On a comparé la représentation des éthologues hommes et femmes sur 20 ans de National Geographics. Les femmes sont toujours représentées proches des animaux. Les femmes sont supposées avoir une empathie qui leur permet d’être plus proches des animaux, qui fait qu’elles peuvent mieux approcher les grands singes (même Cyrulnik l’a dit). Les hommes sont présentés en dehors, loin de leurs sujets, comme plus objectifs par rapport au terrain. Si les femmes ont pu briller en éthologie, c’est d’abord parce que l’étude des animaux n’intéressait personne et qu’on les a laissé faire.

La première société de singes qui a été étudiée fonctionnait plutôt autour d’une hiérarchie masculine, avec des comportements qu’on pourrait qualifier de machistes. On en a déduit que c’était le mode de base des sociétés de singes. Et que le singe étant l’animal le plus proche de l’homme, la domination masculine avait un fondement naturel. Or, on a découvert ensuite qu’il en existe également de nombreuses sociétés structurées avec, voire autour d’une hiérarchie féminine. Qui des chimpanzés machos ou des Bonobos sont les plus proches de nous ? Dans le règne animal, celui qui chasse n’est pas toujours le mâle. Par la suite, on a en plus institué des jugements de valeurs sur les activités. Le lion reste le roi des animaux. Or, il ne fait rien, c’est la lionne, perçue comme dévouée, qui chasse pour lui. La tigresse a eu mauvaise presse, parce que, si elle chasse, elle garde pour elle les produits de sa chasse.

Dans la nature, avoir des petits n’a jamais empêché de chasser : chez les lycaons, on met les petits en garde avec d’autres femelles quand on va chasser. Mais le lion est plus emblématique que la tigresse, l’exemple du mâle qui chasse et ramène la nourriture à la femelle qui reste s’occuper des petits est davantage cité que l’exemple de la femelle qui chasse et met ses petits en garde. Comme dans le cas de la préhistoire, on invente une vision supposée naturelle des relations entre les sexes et de la domination masculine chez les animaux qu’on utilise ensuite pour expliquer voire justifier la situation d’oppression actuelle.


Joëlle Wiels et Evelyne Peyre
Le sexe : un continuum ?

L’obsession de la recherche en biologie autour de la différence des sexes a été : comment faire des mâles ? Il était considéré que le sexe féminin était le sexe par défaut et que pour faire du mâle, il fallait un truc en plus. Inutile de chercher comment se développait l’ovaire, puisque c’était le mode de base, ce qui importait, c’était comment se formaient les testicules.

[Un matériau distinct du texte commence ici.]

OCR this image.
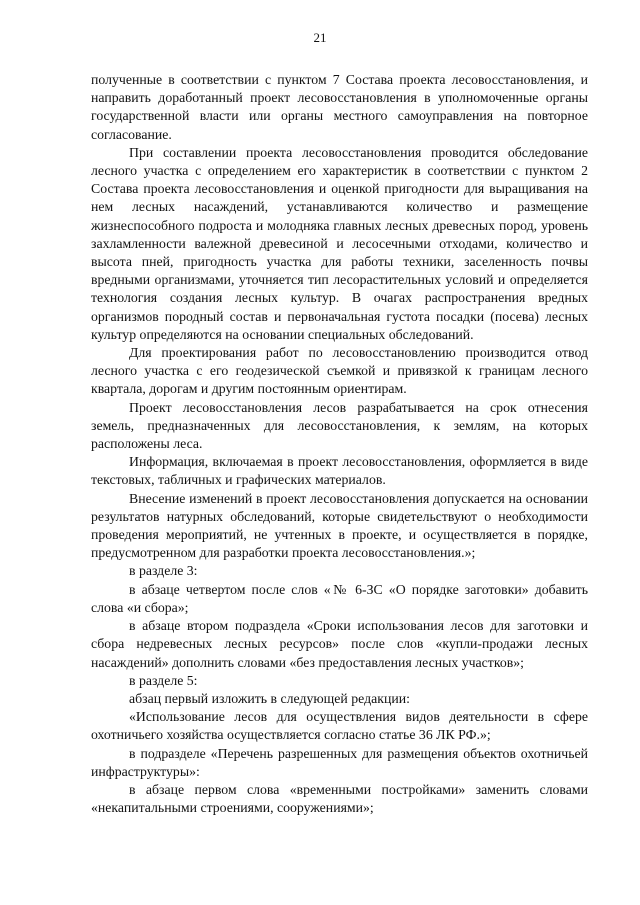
21

полученные в соответствии с пунктом 7 Состава проекта лесовосстановления, и направить доработанный проект лесовосстановления в уполномоченные органы государственной власти или органы местного самоуправления на повторное согласование.

При составлении проекта лесовосстановления проводится обследование лесного участка с определением его характеристик в соответствии с пунктом 2 Состава проекта лесовосстановления и оценкой пригодности для выращивания на нем лесных насаждений, устанавливаются количество и размещение жизнеспособного подроста и молодняка главных лесных древесных пород, уровень захламленности валежной древесиной и лесосечными отходами, количество и высота пней, пригодность участка для работы техники, заселенность почвы вредными организмами, уточняется тип лесорастительных условий и определяется технология создания лесных культур. В очагах распространения вредных организмов породный состав и первоначальная густота посадки (посева) лесных культур определяются на основании специальных обследований.

Для проектирования работ по лесовосстановлению производится отвод лесного участка с его геодезической съемкой и привязкой к границам лесного квартала, дорогам и другим постоянным ориентирам.

Проект лесовосстановления лесов разрабатывается на срок отнесения земель, предназначенных для лесовосстановления, к землям, на которых расположены леса.

Информация, включаемая в проект лесовосстановления, оформляется в виде текстовых, табличных и графических материалов.

Внесение изменений в проект лесовосстановления допускается на основании результатов натурных обследований, которые свидетельствуют о необходимости проведения мероприятий, не учтенных в проекте, и осуществляется в порядке, предусмотренном для разработки проекта лесовосстановления.»;

в разделе 3:

в абзаце четвертом после слов «№ 6-ЗС «О порядке заготовки» добавить слова «и сбора»;

в абзаце втором подраздела «Сроки использования лесов для заготовки и сбора недревесных лесных ресурсов» после слов «купли-продажи лесных насаждений» дополнить словами «без предоставления лесных участков»;

в разделе 5:

абзац первый изложить в следующей редакции:

«Использование лесов для осуществления видов деятельности в сфере охотничьего хозяйства осуществляется согласно статье 36 ЛК РФ.»;

в подразделе «Перечень разрешенных для размещения объектов охотничьей инфраструктуры»:

в абзаце первом слова «временными постройками» заменить словами «некапитальными строениями, сооружениями»;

Une littérature abondante parle du rôle fondamental du mâle, du chromosome Y qui est petit, simple mais a un rôle capital : c’est lui qui décide de la différenciation sexuelle. On trouve texto : la détermination du sexe, c’est la détermination du testicule, on ne cherche pas du côté du féminin, puisqu’il n’y a rien à chercher. En 1994, une italienne qui s’intéresse à une certaine sorte de malformation fœtale découvre qu’il existe un gène sur le chromosome X qui lui aussi détermine le sexe.

On considère souvent qu’on peut déterminer le sexe d’une personne à partir du crâne, de la mâchoire ou du bassin. L’étude a été faite à partir des squelettes d’un village remontant à 1500 ans. On s’aperçoit qu’il y a des variations de plus de 50% d’une personne à l’autre à l’intérieur d’un même village. Si on trace la courbe des différentes mesures, on obtient une gaussienne. Sur les queues de la gaussienne, on trouve effectivement des personnes de sexes différents (d’un côté de la gaussienne, les hommes, de l’autre, les femmes). Mais dans les 60% du milieu de la gaussienne, on ne peut rien dire sur le sexe de la personne. Ce sont des individus moyens, dont on ne peut déterminer le sexe. Par ailleurs, selon la géographie, on trouve des statures très différentes. A l’intérieur d’une fratrie, on a un dimorphisme au niveau de la taille. Plus on élargit, plus c’est le bazar. Au niveau d’un village, relativement consanguin, on ne trouve plus rien. Et en particulier, il est faux de dire que le bassin des femmes est radicalement différent de celui des hommes. L’évolution des squelettes s’oriente d’ailleurs de plus en plus vers une indifférenciation.